Low velocity impact (LVI) has always been a potential threaten to composite structures. This out-of-plane dynamic impact load easily leads to a dramatic increase of the strain state in the material transverse plane, which can affect the dynamic stress state and damage evolution of the composite laminate, especially for LVI with a relatively high energy. However, the strain rate effect was always neglected in existing investigations, thus introducing inevitable errors in numerical predictions for engineering practices. To accurately capture the failure process of composite laminates under LVI, a three-dimensional strain-rate-dependent damage model was proposed. This model was composed of three parts: a modified stress–strain relationship for composites under a dynamic stress state; a strain-rate-dependent progressive damage model to evaluate the intra-laminar damage; and a cohesive zone model to examine the inter-laminar delamination. LVI tests with different impact energies were conducted to provide validating data.
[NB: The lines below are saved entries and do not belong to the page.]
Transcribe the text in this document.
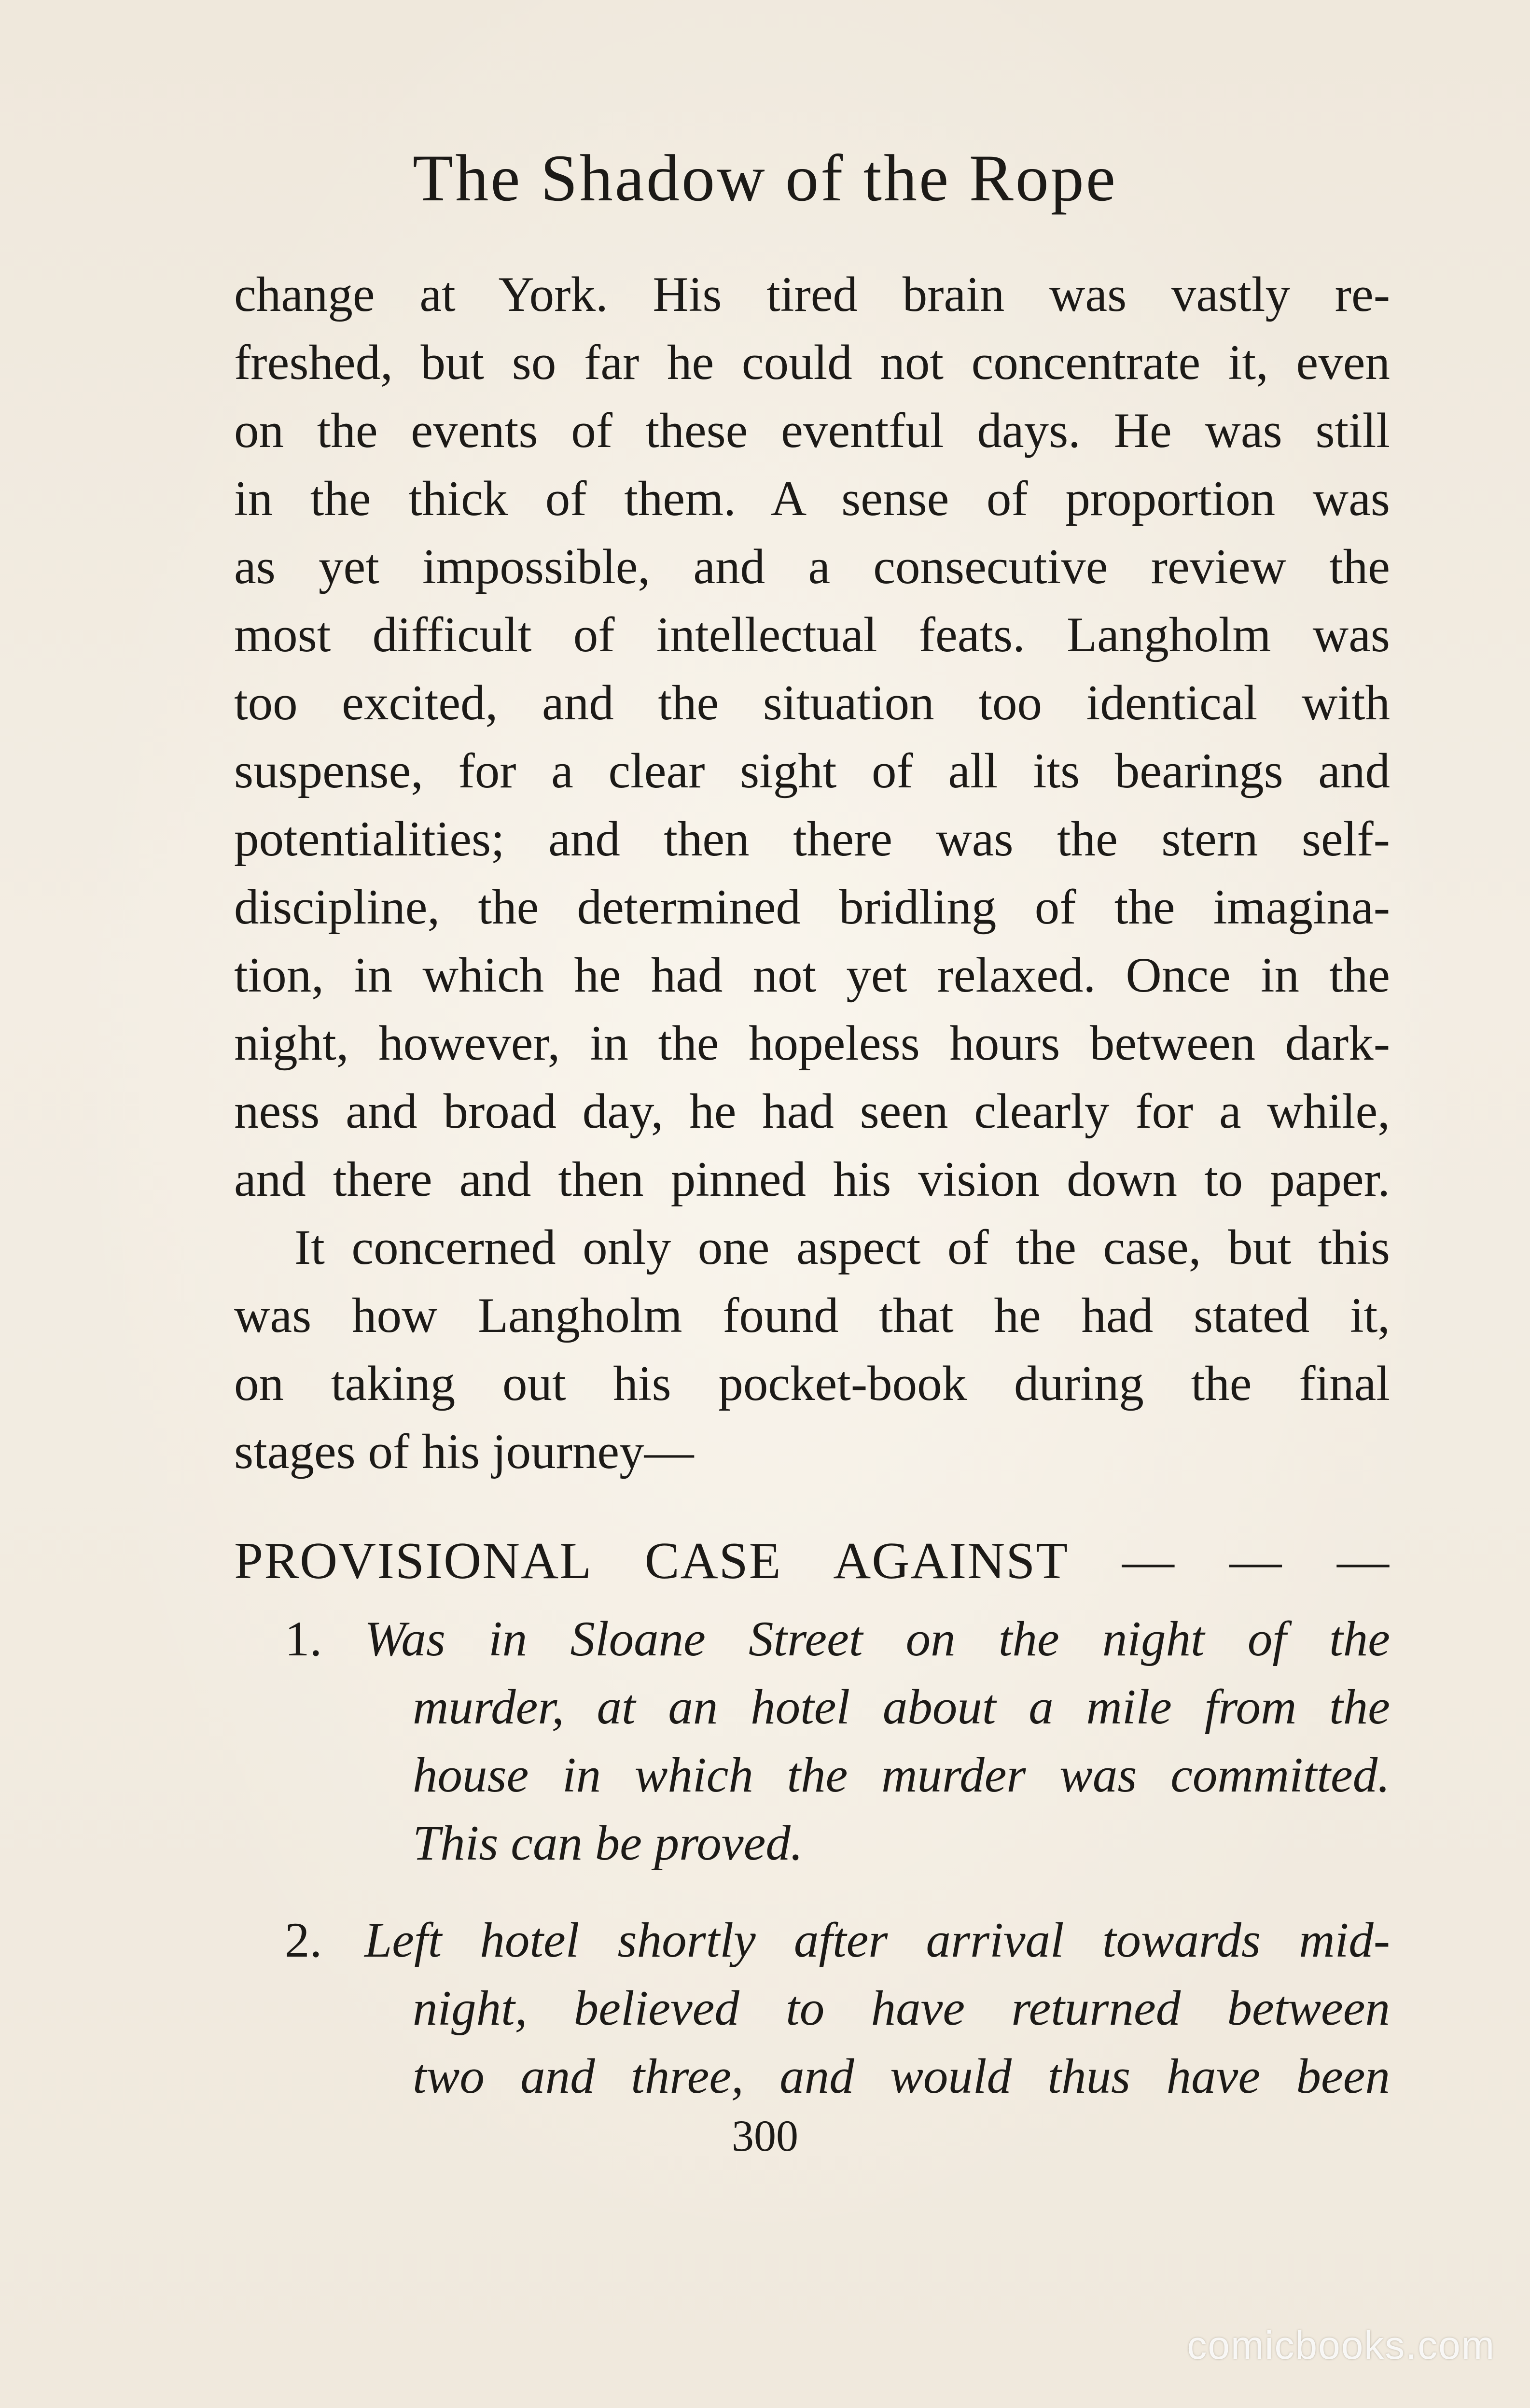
The Shadow of the Rope
change at York. His tired brain was vastly re-
freshed, but so far he could not concentrate it, even
on the events of these eventful days. He was still
in the thick of them. A sense of proportion was
as yet impossible, and a consecutive review the
most difficult of intellectual feats. Langholm was
too excited, and the situation too identical with
suspense, for a clear sight of all its bearings and
potentialities; and then there was the stern self-
discipline, the determined bridling of the imagina-
tion, in which he had not yet relaxed. Once in the
night, however, in the hopeless hours between dark-
ness and broad day, he had seen clearly for a while,
and there and then pinned his vision down to paper.
It concerned only one aspect of the case, but this
was how Langholm found that he had stated it,
on taking out his pocket-book during the final
stages of his journey—
PROVISIONAL CASE AGAINST — — —
1. Was in Sloane Street on the night of the
murder, at an hotel about a mile from the
house in which the murder was committed.
This can be proved.
2. Left hotel shortly after arrival towards mid-
night, believed to have returned between
two and three, and would thus have been
300
comicbooks.com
It is shown that the numerical results from the strain-rate-dependent damage model are highly consistent with the experimental outcomes. The contact force history curves, intra- and inter-laminar damage evolution process are found to be strain rate dependent, and thus the numerical errors predicted by the strain-rate-independent damage model significantly increase with the increment of the applied impact energy, which is unacceptable in practice for LVI with relatively high impact energies.